Yesterday, a group of our Young Lives leaders threw a fundraiser for our upcoming camp trip. They had games, music, and food; they charged a Q1 (about 10 cents) entrance fee, then charged for games

The Slushy Machine.

and food. The leaders made tostadas with guacamole, dobladas, mixtas, and slushies (translated from Spanish to English = goodness).

Let me take a second and describe to you what goes into making a slushie in Zone 3 of Guatemala City. The machine has a hand crank with a series of gears and a grinder on the end. Below the grinder sits a big chunk of ice. After a few minutes of hand cranking, you find a nice snowball – transfer the snowball to a cup, add syrup, and the slushy is ready to be served!

I’m not sure why, but I was intrigued by this slushy machine.

In part, I think my intrigue stems from nostalgia – I ate a slushy after almost every little league softball game from age 5 to 13. That’s a lot of slushies and a significant part of my childhood.

But I also think that this machine represents many of my experiences and relationships in La Zona 3. Things aren’t done exactly how I’m used to, but that isn’t a bad thing. Things that others count as old, worn out, or useless are recycled and put to great use. Beauty and goodness can come from the most unexpected places. Simple pleasures can put a smile on anyone’s face.

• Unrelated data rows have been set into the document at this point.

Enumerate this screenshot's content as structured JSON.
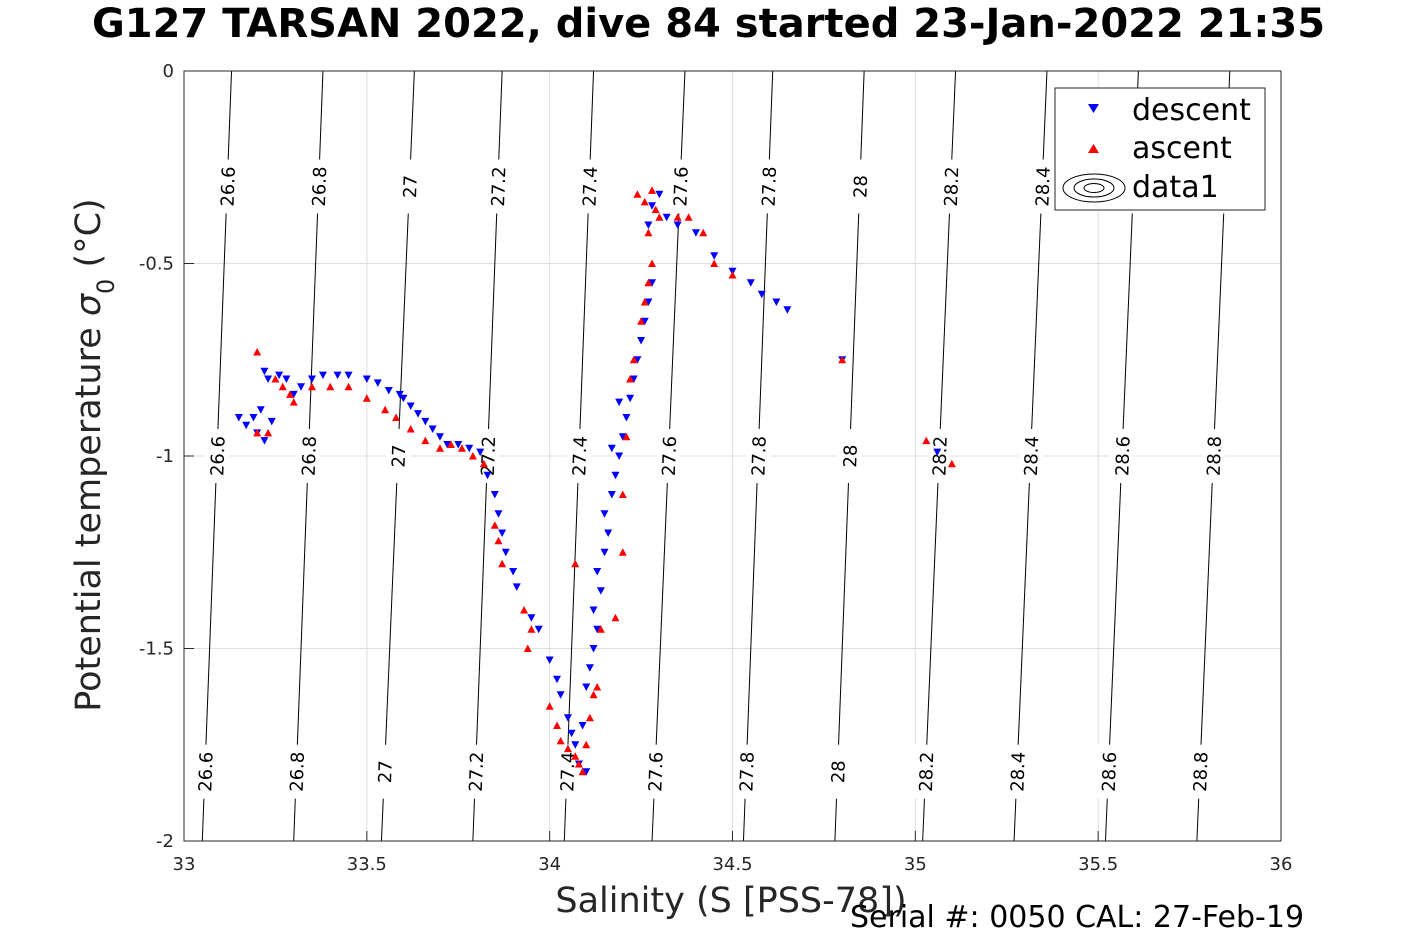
{
  "chart_data": {
    "type": "scatter",
    "title": "G127 TARSAN 2022, dive 84 started 23-Jan-2022 21:35",
    "xlabel": "Salinity (S [PSS-78])",
    "ylabel_main": "Potential temperature ",
    "ylabel_sigma": "σ",
    "ylabel_sub": "0",
    "ylabel_unit": " (°C)",
    "footer": "Serial #: 0050  CAL: 27-Feb-19",
    "xlim": [
      33,
      36
    ],
    "ylim": [
      -2,
      0
    ],
    "x_ticks": [
      "33",
      "33.5",
      "34",
      "34.5",
      "35",
      "35.5",
      "36"
    ],
    "y_ticks": [
      "0",
      "-0.5",
      "-1",
      "-1.5",
      "-2"
    ],
    "grid": true,
    "legend": {
      "position": "top-right",
      "entries": [
        {
          "label": "descent",
          "color": "#0000ff",
          "marker": "triangle-down"
        },
        {
          "label": "ascent",
          "color": "#ff0000",
          "marker": "triangle-up"
        },
        {
          "label": "data1",
          "color": "#000000",
          "marker": "contour"
        }
      ]
    },
    "contours": {
      "levels": [
        "26.6",
        "26.8",
        "27",
        "27.2",
        "27.4",
        "27.6",
        "27.8",
        "28",
        "28.2",
        "28.4",
        "28.6",
        "28.8"
      ],
      "x_at_top": [
        33.13,
        33.38,
        33.63,
        33.87,
        34.12,
        34.37,
        34.61,
        34.86,
        35.11,
        35.36,
        35.61,
        35.86
      ],
      "x_at_bottom": [
        33.05,
        33.3,
        33.54,
        33.79,
        34.04,
        34.28,
        34.53,
        34.78,
        35.02,
        35.27,
        35.52,
        35.77
      ]
    },
    "series": [
      {
        "name": "descent",
        "color": "#0000ff",
        "marker": "triangle-down",
        "points": [
          [
            33.15,
            -0.9
          ],
          [
            33.17,
            -0.92
          ],
          [
            33.19,
            -0.9
          ],
          [
            33.2,
            -0.94
          ],
          [
            33.22,
            -0.96
          ],
          [
            33.21,
            -0.88
          ],
          [
            33.24,
            -0.91
          ],
          [
            33.22,
            -0.78
          ],
          [
            33.23,
            -0.8
          ],
          [
            33.26,
            -0.79
          ],
          [
            33.28,
            -0.8
          ],
          [
            33.3,
            -0.84
          ],
          [
            33.32,
            -0.82
          ],
          [
            33.35,
            -0.8
          ],
          [
            33.38,
            -0.79
          ],
          [
            33.42,
            -0.79
          ],
          [
            33.45,
            -0.79
          ],
          [
            33.5,
            -0.8
          ],
          [
            33.53,
            -0.81
          ],
          [
            33.56,
            -0.83
          ],
          [
            33.59,
            -0.84
          ],
          [
            33.6,
            -0.85
          ],
          [
            33.62,
            -0.87
          ],
          [
            33.64,
            -0.89
          ],
          [
            33.66,
            -0.91
          ],
          [
            33.68,
            -0.93
          ],
          [
            33.7,
            -0.95
          ],
          [
            33.72,
            -0.97
          ],
          [
            33.75,
            -0.97
          ],
          [
            33.78,
            -0.98
          ],
          [
            33.81,
            -0.99
          ],
          [
            33.83,
            -1.05
          ],
          [
            33.85,
            -1.1
          ],
          [
            33.86,
            -1.15
          ],
          [
            33.87,
            -1.2
          ],
          [
            33.88,
            -1.25
          ],
          [
            33.9,
            -1.3
          ],
          [
            33.91,
            -1.34
          ],
          [
            33.95,
            -1.42
          ],
          [
            33.97,
            -1.45
          ],
          [
            34.0,
            -1.53
          ],
          [
            34.02,
            -1.58
          ],
          [
            34.03,
            -1.62
          ],
          [
            34.05,
            -1.68
          ],
          [
            34.06,
            -1.72
          ],
          [
            34.07,
            -1.75
          ],
          [
            34.08,
            -1.8
          ],
          [
            34.1,
            -1.82
          ],
          [
            34.09,
            -1.7
          ],
          [
            34.1,
            -1.6
          ],
          [
            34.11,
            -1.55
          ],
          [
            34.12,
            -1.5
          ],
          [
            34.13,
            -1.45
          ],
          [
            34.12,
            -1.4
          ],
          [
            34.14,
            -1.35
          ],
          [
            34.13,
            -1.3
          ],
          [
            34.15,
            -1.25
          ],
          [
            34.16,
            -1.2
          ],
          [
            34.15,
            -1.15
          ],
          [
            34.17,
            -1.1
          ],
          [
            34.18,
            -1.05
          ],
          [
            34.19,
            -1.0
          ],
          [
            34.2,
            -0.95
          ],
          [
            34.21,
            -0.9
          ],
          [
            34.22,
            -0.85
          ],
          [
            34.23,
            -0.8
          ],
          [
            34.24,
            -0.75
          ],
          [
            34.25,
            -0.7
          ],
          [
            34.26,
            -0.65
          ],
          [
            34.27,
            -0.6
          ],
          [
            34.28,
            -0.55
          ],
          [
            34.27,
            -0.4
          ],
          [
            34.28,
            -0.35
          ],
          [
            34.3,
            -0.32
          ],
          [
            34.32,
            -0.38
          ],
          [
            34.35,
            -0.4
          ],
          [
            34.4,
            -0.42
          ],
          [
            34.45,
            -0.48
          ],
          [
            34.5,
            -0.52
          ],
          [
            34.55,
            -0.55
          ],
          [
            34.58,
            -0.58
          ],
          [
            34.62,
            -0.6
          ],
          [
            34.65,
            -0.62
          ],
          [
            34.8,
            -0.75
          ],
          [
            35.06,
            -0.99
          ],
          [
            34.19,
            -0.86
          ],
          [
            34.17,
            -0.98
          ]
        ]
      },
      {
        "name": "ascent",
        "color": "#ff0000",
        "marker": "triangle-up",
        "points": [
          [
            33.2,
            -0.73
          ],
          [
            33.2,
            -0.94
          ],
          [
            33.23,
            -0.94
          ],
          [
            33.25,
            -0.8
          ],
          [
            33.27,
            -0.82
          ],
          [
            33.29,
            -0.84
          ],
          [
            33.3,
            -0.86
          ],
          [
            33.35,
            -0.82
          ],
          [
            33.4,
            -0.82
          ],
          [
            33.45,
            -0.82
          ],
          [
            33.5,
            -0.85
          ],
          [
            33.55,
            -0.88
          ],
          [
            33.58,
            -0.9
          ],
          [
            33.62,
            -0.93
          ],
          [
            33.66,
            -0.96
          ],
          [
            33.7,
            -0.98
          ],
          [
            33.73,
            -0.97
          ],
          [
            33.76,
            -0.98
          ],
          [
            33.79,
            -1.0
          ],
          [
            33.82,
            -1.02
          ],
          [
            33.85,
            -1.18
          ],
          [
            33.86,
            -1.22
          ],
          [
            33.87,
            -1.28
          ],
          [
            33.93,
            -1.4
          ],
          [
            33.95,
            -1.45
          ],
          [
            33.94,
            -1.5
          ],
          [
            34.0,
            -1.65
          ],
          [
            34.02,
            -1.7
          ],
          [
            34.03,
            -1.74
          ],
          [
            34.05,
            -1.76
          ],
          [
            34.07,
            -1.78
          ],
          [
            34.08,
            -1.8
          ],
          [
            34.09,
            -1.82
          ],
          [
            34.1,
            -1.75
          ],
          [
            34.11,
            -1.68
          ],
          [
            34.12,
            -1.62
          ],
          [
            34.13,
            -1.6
          ],
          [
            34.07,
            -1.28
          ],
          [
            34.14,
            -1.45
          ],
          [
            34.18,
            -1.42
          ],
          [
            34.2,
            -1.25
          ],
          [
            34.2,
            -1.1
          ],
          [
            34.21,
            -0.95
          ],
          [
            34.22,
            -0.8
          ],
          [
            34.23,
            -0.75
          ],
          [
            34.25,
            -0.65
          ],
          [
            34.26,
            -0.6
          ],
          [
            34.27,
            -0.55
          ],
          [
            34.28,
            -0.5
          ],
          [
            34.24,
            -0.32
          ],
          [
            34.26,
            -0.34
          ],
          [
            34.28,
            -0.31
          ],
          [
            34.29,
            -0.36
          ],
          [
            34.3,
            -0.38
          ],
          [
            34.27,
            -0.42
          ],
          [
            34.35,
            -0.38
          ],
          [
            34.38,
            -0.38
          ],
          [
            34.42,
            -0.42
          ],
          [
            34.45,
            -0.5
          ],
          [
            34.5,
            -0.53
          ],
          [
            34.8,
            -0.75
          ],
          [
            35.03,
            -0.96
          ],
          [
            35.1,
            -1.02
          ]
        ]
      }
    ]
  }
}
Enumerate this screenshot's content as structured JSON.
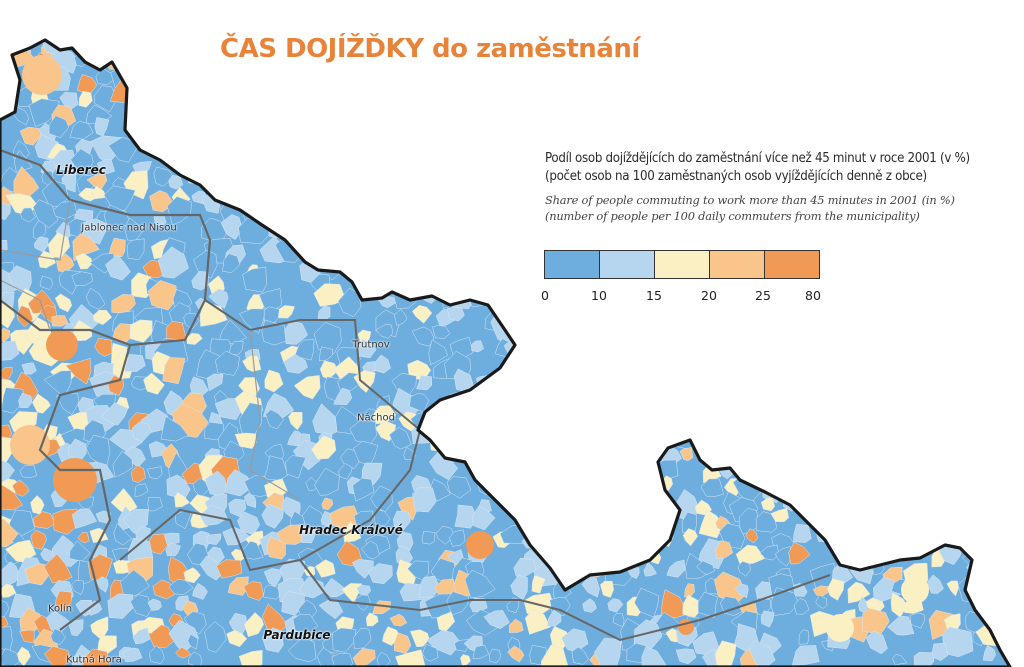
{
  "title": "ČAS DOJÍŽĎKY do zaměstnání",
  "colors": {
    "title": "#e8843a",
    "border": "#1a1a1a",
    "region_border": "#666666",
    "district_border": "#9a9a9a",
    "classes": [
      "#6eaede",
      "#b6d6f0",
      "#fbf0c4",
      "#f9c58b",
      "#f09a55"
    ]
  },
  "legend": {
    "line1_cs": "Podíl osob dojíždějících do zaměstnání více než 45 minut v roce 2001 (v %)",
    "line2_cs": "(počet osob na 100 zaměstnaných osob vyjíždějících denně z obce)",
    "line1_en": "Share of people commuting to work more than 45 minutes in 2001 (in %)",
    "line2_en": "(number of people per 100 daily commuters from the municipality)",
    "breaks": [
      "0",
      "10",
      "15",
      "20",
      "25",
      "80"
    ]
  },
  "cities": {
    "liberec": "Liberec",
    "jablonec": "Jablonec nad Nisou",
    "trutnov": "Trutnov",
    "nachod": "Náchod",
    "hradec": "Hradec Králové",
    "kolin": "Kolín",
    "pardubice": "Pardubice",
    "kutna": "Kutná Hora"
  }
}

As I left the fundraiser I saw two sisters, 7 and 9, walking back towards their homes – they stepped around a few drunk men sitting on the curb, they walked quickly past a group of teenage boys, but they had their slushies in hand and sticky slushy juice plastered on their smiling faces.

That’s the beauty of a slushy.

That’s how I experienced grace through a slushy machine.